Bei den Baufachfrauen fallen im Monat etwa 0,7 Kubikmeter Reste an, bei den
mehr als 700 Tischlereien in Berlin sind es etwa 2.500 Kubikmeter im Monat.
Die Zahlen hat der Betrieb selbst erhoben - sie bundesweit zu berechnen sei
schwer, sagt Ralf Spiekers von der Bundesinnung für Tischler und Schreiner.
Da sich die Betriebe spezialisierten, schwanke die Restholzmenge stark. Die
klassischen Schreinereien "für alles" gebe es ja kaum mehr.
Mai und ihre Kolleginnen arbeiten mit Designern, einer Kunsthochschule in
der Gegend und einer Schule zusammen. "Uns geht es auch darum, ein neues
Netz von Beschäftigung zu schaffen", sagt Mai. "Wir möchten nachhaltig
wirtschaften, immer von Fördermitteln abhängig zu sein kann nicht die
Lösung sein."
Bislang landen Schnittabfälle und Sägereste im Hausmüll oder in
betriebseigenen Verbrennungsofen - das wertvolle Material wird verfeuert
und Tischlereien müssen dafür zahlen. Ökologisch kann das durchaus sinnvoll
sein. "80 bis 90 Prozent der Tischlereien besitzen inzwischen
Verbrennungsöfen mit sogenannter thermischer Verwertung. Sie nutzen die
Energie für ihren Betrieb", sagt Spiekers. Die Ökobilanz solcher Öfen sei
schlechter als die von Müllverbrennungsanlagen, in denen Altholz landet,
widerspricht Sven Gärtner vom Institut für Energie- und Umweltforschung in
Heidelberg. "Die kleinen Anlagen produzieren unter anderem mehr Feinstaub
und Stickoxide", so Gärtner. Im Zweifel sei der ökologische Nutzen des
Berliner Projekts höher. "Es erspart die Verwendung eines
Alternativmaterials - in diesem Fall Frischholz aus dem Forst", so Gärtner.

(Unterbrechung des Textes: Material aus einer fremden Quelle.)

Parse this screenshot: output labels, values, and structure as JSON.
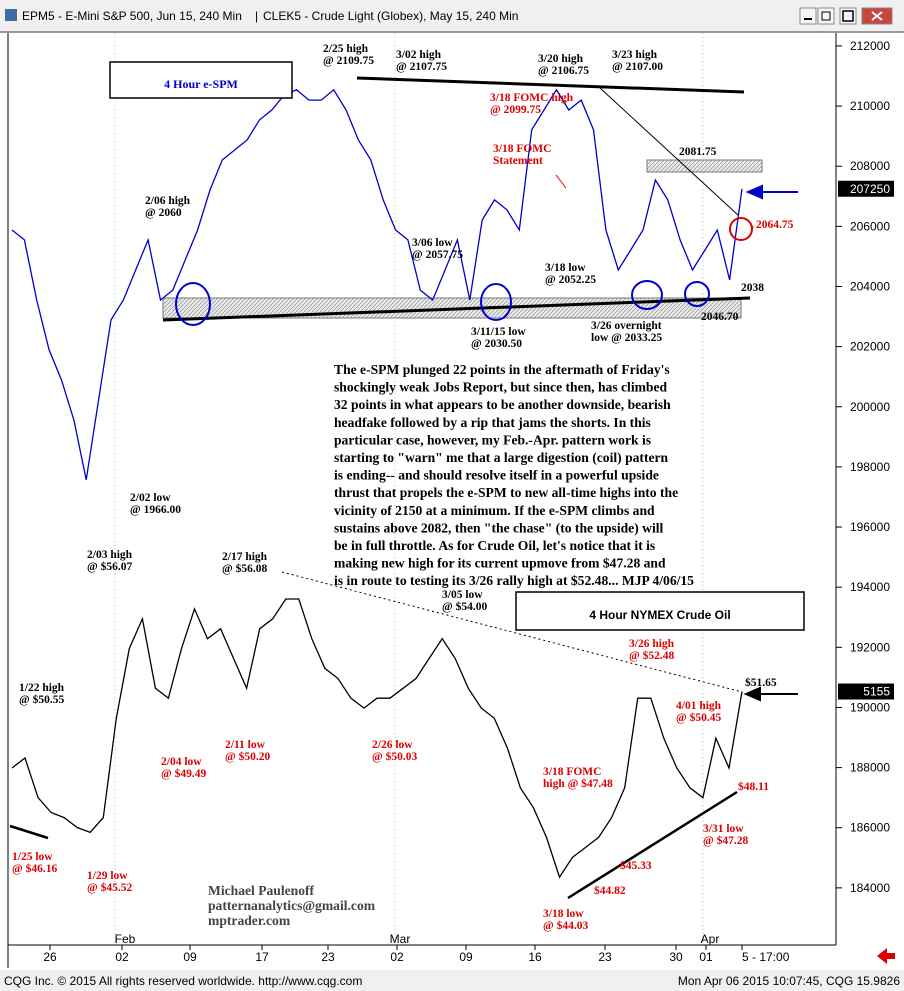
{
  "window_title": [
    "EPM5 - E-Mini S&P 500, Jun 15, 240 Min",
    "CLEK5 - Crude Light (Globex), May 15, 240 Min"
  ],
  "chart_data": [
    {
      "type": "line",
      "title": "4 Hour e-SPM",
      "color": "#0000cc",
      "ylim": [
        182100,
        212430
      ],
      "yticks": [
        212000,
        210000,
        208000,
        206000,
        204000,
        202000,
        200000,
        198000,
        196000,
        194000,
        192000,
        190000,
        188000,
        186000,
        184000
      ],
      "last": 207250,
      "values": [
        205880,
        205550,
        203550,
        201890,
        200890,
        199560,
        197570,
        200230,
        202890,
        203550,
        204550,
        205550,
        203550,
        203880,
        204880,
        205880,
        207210,
        208210,
        208540,
        208870,
        209540,
        209870,
        210370,
        210540,
        210200,
        210200,
        210540,
        209870,
        208870,
        208210,
        206880,
        205880,
        205550,
        203880,
        203550,
        204550,
        205550,
        203550,
        206210,
        206880,
        206550,
        205880,
        209210,
        209870,
        210540,
        209870,
        210200,
        209210,
        205880,
        204550,
        205210,
        205880,
        207540,
        206880,
        205550,
        204550,
        205210,
        205880,
        204220,
        207250
      ],
      "annotations": [
        {
          "text": [
            "2/25 high",
            "@ 2109.75"
          ],
          "color": "#000000"
        },
        {
          "text": [
            "3/02 high",
            "@ 2107.75"
          ],
          "color": "#000000"
        },
        {
          "text": [
            "3/20 high",
            "@ 2106.75"
          ],
          "color": "#000000"
        },
        {
          "text": [
            "3/23 high",
            "@ 2107.00"
          ],
          "color": "#000000"
        },
        {
          "text": [
            "3/18 FOMC high",
            "@ 2099.75"
          ],
          "color": "#dd0000"
        },
        {
          "text": [
            "3/18 FOMC",
            "Statement"
          ],
          "color": "#dd0000"
        },
        {
          "text": [
            "2081.75"
          ],
          "color": "#000000"
        },
        {
          "text": [
            "2/06 high",
            "@ 2060"
          ],
          "color": "#000000"
        },
        {
          "text": [
            "3/06 low",
            "@ 2057.75"
          ],
          "color": "#000000"
        },
        {
          "text": [
            "3/18 low",
            "@ 2052.25"
          ],
          "color": "#000000"
        },
        {
          "text": [
            "2064.75"
          ],
          "color": "#dd0000"
        },
        {
          "text": [
            "2038"
          ],
          "color": "#000000"
        },
        {
          "text": [
            "2046.70"
          ],
          "color": "#000000"
        },
        {
          "text": [
            "3/11/15 low",
            "@ 2030.50"
          ],
          "color": "#000000"
        },
        {
          "text": [
            "3/26 overnight",
            "low @ 2033.25"
          ],
          "color": "#000000"
        },
        {
          "text": [
            "2/02 low",
            "@ 1966.00"
          ],
          "color": "#000000"
        }
      ]
    },
    {
      "type": "line",
      "title": "4 Hour NYMEX Crude Oil",
      "color": "#000000",
      "ylim": [
        42.1,
        76.1
      ],
      "last": {
        "value": 51.55,
        "label": "5155"
      },
      "values": [
        48.7,
        49.07,
        47.59,
        47.04,
        46.85,
        46.48,
        46.3,
        46.85,
        50.55,
        53.15,
        54.26,
        51.67,
        51.3,
        53.15,
        54.63,
        53.52,
        53.89,
        52.78,
        51.67,
        53.89,
        54.26,
        55.0,
        55.0,
        53.52,
        52.41,
        52.04,
        51.3,
        50.93,
        51.3,
        51.3,
        51.67,
        52.04,
        52.78,
        53.52,
        52.78,
        51.67,
        50.93,
        50.55,
        49.44,
        47.96,
        47.22,
        46.11,
        44.63,
        45.37,
        45.74,
        46.11,
        46.85,
        47.96,
        51.3,
        51.3,
        49.81,
        48.7,
        47.96,
        47.59,
        49.81,
        48.7,
        51.55
      ],
      "annotations": [
        {
          "text": [
            "2/03 high",
            "@ $56.07"
          ],
          "color": "#000000"
        },
        {
          "text": [
            "2/17 high",
            "@ $56.08"
          ],
          "color": "#000000"
        },
        {
          "text": [
            "3/05 low",
            "@ $54.00"
          ],
          "color": "#000000"
        },
        {
          "text": [
            "1/22 high",
            "@ $50.55"
          ],
          "color": "#000000"
        },
        {
          "text": [
            "3/26 high",
            "@ $52.48"
          ],
          "color": "#dd0000"
        },
        {
          "text": [
            "$51.65"
          ],
          "color": "#000000"
        },
        {
          "text": [
            "4/01 high",
            "@ $50.45"
          ],
          "color": "#dd0000"
        },
        {
          "text": [
            "2/04 low",
            "@ $49.49"
          ],
          "color": "#dd0000"
        },
        {
          "text": [
            "2/11 low",
            "@ $50.20"
          ],
          "color": "#dd0000"
        },
        {
          "text": [
            "2/26 low",
            "@ $50.03"
          ],
          "color": "#dd0000"
        },
        {
          "text": [
            "3/18 FOMC",
            "high @ $47.48"
          ],
          "color": "#dd0000"
        },
        {
          "text": [
            "$48.11"
          ],
          "color": "#dd0000"
        },
        {
          "text": [
            "3/31 low",
            "@ $47.28"
          ],
          "color": "#dd0000"
        },
        {
          "text": [
            "$45.33"
          ],
          "color": "#dd0000"
        },
        {
          "text": [
            "$44.82"
          ],
          "color": "#dd0000"
        },
        {
          "text": [
            "3/18 low",
            "@ $44.03"
          ],
          "color": "#dd0000"
        },
        {
          "text": [
            "1/25 low",
            "@ $46.16"
          ],
          "color": "#dd0000"
        },
        {
          "text": [
            "1/29 low",
            "@ $45.52"
          ],
          "color": "#dd0000"
        }
      ]
    }
  ],
  "xaxis": {
    "ticks": [
      "26",
      "02",
      "09",
      "17",
      "23",
      "02",
      "09",
      "16",
      "23",
      "30",
      "01",
      "5 - 17:00"
    ],
    "months": [
      "Feb",
      "Mar",
      "Apr"
    ]
  },
  "commentary": [
    "The e-SPM plunged 22 points in the aftermath of Friday's",
    "shockingly weak Jobs Report, but since then, has climbed",
    "32 points in what appears to be another downside, bearish",
    "headfake followed by a rip that jams the shorts. In this",
    "particular case, however, my Feb.-Apr. pattern work is",
    "starting to \"warn\" me that a large digestion (coil) pattern",
    "is ending-- and should resolve itself in a powerful upside",
    "thrust that propels the e-SPM to new all-time highs into the",
    "vicinity of 2150 at a minimum. If the e-SPM climbs and",
    "sustains above 2082, then \"the chase\" (to the upside) will",
    "be in full throttle. As for Crude Oil, let's notice that it is",
    "making new high for its current upmove from $47.28 and",
    "is in route to testing its 3/26 rally high at $52.48... MJP 4/06/15"
  ],
  "signature": [
    "Michael Paulenoff",
    "patternanalytics@gmail.com",
    "mptrader.com"
  ],
  "status_bar": {
    "left": "CQG Inc. © 2015 All rights reserved worldwide. http://www.cqg.com",
    "right": "Mon Apr 06 2015 10:07:45, CQG 15.9826"
  }
}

Die Berliner Frauen holen sich für ihre Projekte Anregungen etwa bei den
Holzexperten der Recyclingbörse Herford. Diese funktioniert nach einem
ähnlichen Prinzip: In Secondhandkaufhäusern werden Möbelreste oder
komplette Altmöbel abgegeben. In Zusammenarbeit mit Partnern entstehen
daraus neue Möbel. Mit der 2006 gestarteten Holzlinie fährt die
Recyclingbörse zwar bislang keine Gewinne ein, der Umsatz entspricht nicht
dem Produktionsaufwand, das Unternehmen fängt die Verluste aber mit anderen
Geschäftszweigen auf - etwa dem Secondhandkaufhaus.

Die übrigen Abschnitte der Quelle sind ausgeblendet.